Wilmette Beacon: Wilmette Schools Seeking 4.3 Percent Levy Increase

Wilmette Beacon/D39 Levy Increase: 4.3 percent


There is currently debate on tax reform at the national level.

The Wilmette School District 39 School Board discussed taxes, too, at its Monday, Oct. 23 meeting. The board reviewed the tax year 2017 levy estimate at the meeting. This year’s estimated levy has a 4.36 percent increase from last year’s final extension from $51.6 million to $53.9 million. The educational fund has a 1.17 percent increase from last year’s final extension to this year’s estimated extension from $39.5 million to $40 million. The special education fund has a 4.35 percent increase from $296,256 to $309,147.

In addition, the tort fund has a 30.35 percent decrease from $403,490 to $281,047. The operations and maintenance fund has a 23.06 percent increase from $7.9 million to $9.7 million. The transportation fund has a 9.83 percent decrease from $705,198 to $635,843. The Illinois Municipal Retirement and Social Security funds have a 7.76 percent increase from $1.47 million to $1.58 million. The working cash fund has a 20.73 percent decrease from $107,233 to $85,000. The debt service fund has a 4.57 percent increase from $1.2 million to $1.26 million.

The estimated levy is based upon several variables including the Consumer Price Index (CPI), EAV, the value of new construction, the Cook County multiplier and the Limiting Rate calculation. The CPI has been determined to increase 2.1 percent over last year’s final extension. The other variables have yet to be finalized. All assumptions were based on the analysis of historical data, local trends and future projections. The public hearing on the proposed 2017 levy will be held at 7 p.m. Dec. 18 at the Mikaelian Education Center. Adoption of the 2017 levy is slated to be on the agenda the same night. Wilmette residents didn’t wait until the public hearing to voice their opinions, however. Three Wilmette residents voiced their concerns about the estimated 4.36 percent levy increase during the public comment session at the Oct. 23 meeting.

“When you decide as a board to take money from my family in the form of ever-higher property taxes because you might have otherwise lost your chance, for my family and me that money is gone forever,” Betsy Hart said. “I believe you should reconsider taking more money from Wilmette residents just because you can. How about leaving that money in the pockets of the people who earned it? Let Wilmette residents keep more of their money in this levy season when we are being taxed to death at every turn so that this money is not lost to us forever.”
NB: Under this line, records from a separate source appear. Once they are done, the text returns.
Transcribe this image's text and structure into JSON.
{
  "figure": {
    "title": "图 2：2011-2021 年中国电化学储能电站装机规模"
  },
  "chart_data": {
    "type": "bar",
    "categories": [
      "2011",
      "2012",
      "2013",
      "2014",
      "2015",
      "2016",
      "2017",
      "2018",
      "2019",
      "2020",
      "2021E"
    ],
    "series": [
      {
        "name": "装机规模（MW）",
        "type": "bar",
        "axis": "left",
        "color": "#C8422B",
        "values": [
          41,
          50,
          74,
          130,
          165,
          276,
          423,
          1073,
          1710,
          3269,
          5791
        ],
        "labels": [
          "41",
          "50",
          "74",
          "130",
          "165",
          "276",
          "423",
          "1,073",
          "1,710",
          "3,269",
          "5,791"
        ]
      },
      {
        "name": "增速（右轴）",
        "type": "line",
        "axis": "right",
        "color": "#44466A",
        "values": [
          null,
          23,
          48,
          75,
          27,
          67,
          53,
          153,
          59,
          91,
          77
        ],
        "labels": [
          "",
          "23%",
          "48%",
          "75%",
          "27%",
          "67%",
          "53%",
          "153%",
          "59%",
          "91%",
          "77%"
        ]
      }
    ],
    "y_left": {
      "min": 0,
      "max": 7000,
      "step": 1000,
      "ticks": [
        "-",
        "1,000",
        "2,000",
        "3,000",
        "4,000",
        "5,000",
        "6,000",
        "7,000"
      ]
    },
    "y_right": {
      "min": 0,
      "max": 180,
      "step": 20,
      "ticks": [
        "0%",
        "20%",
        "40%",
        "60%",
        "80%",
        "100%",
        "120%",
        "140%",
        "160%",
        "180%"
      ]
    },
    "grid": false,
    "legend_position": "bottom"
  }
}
David Ford is also opposed to the levy increase and would like to see more Village-wide communication on the issue.

“It is an outrageous amount of money,” he said. “I for one raise my hand in complete opposition. I think the Village at large should be notified about this because unless I was sent an email this afternoon at 4:30 about coming, I knew nothing about it. I think it’s a terribly important issue that the entire Village should know about and scrub and understand and weigh in on.”

Tom Scanlan was a member of the Save Wilmette Lakefront group, which opposed a pair of 2015 Wilmette Park District referendums that ended up not passing. The rejected referendums would have issued $14.5 million in bonds for Gillson and Langdon Park projects.

“Personally we went door to door to about 2,000 residents in Wilmette,” he said. “When you go to as many houses as we went to, it’s middle class. Are there wealthy residents here? Yes, hundreds. But are there thousands? No. The property taxes was a concern and I know that you are once again considering that.”

Board member Tracy Kearney concurred with the residents who spoke during public comment.

“I moved here in 2002 and my property taxes have increased by 300 percent in 15 years,” she said. “At the same time, the value of my home has decreased. It’s difficult for anyone to understand how our property taxes have gone to these exponential levels and at the same time our property values have not nor has our income. We have not seen market values rise rapidly or even rise in the last 10 years yet we continue to extend our levy to the amounts that we can. I would like to suggest that we consider not extending the levy this year.”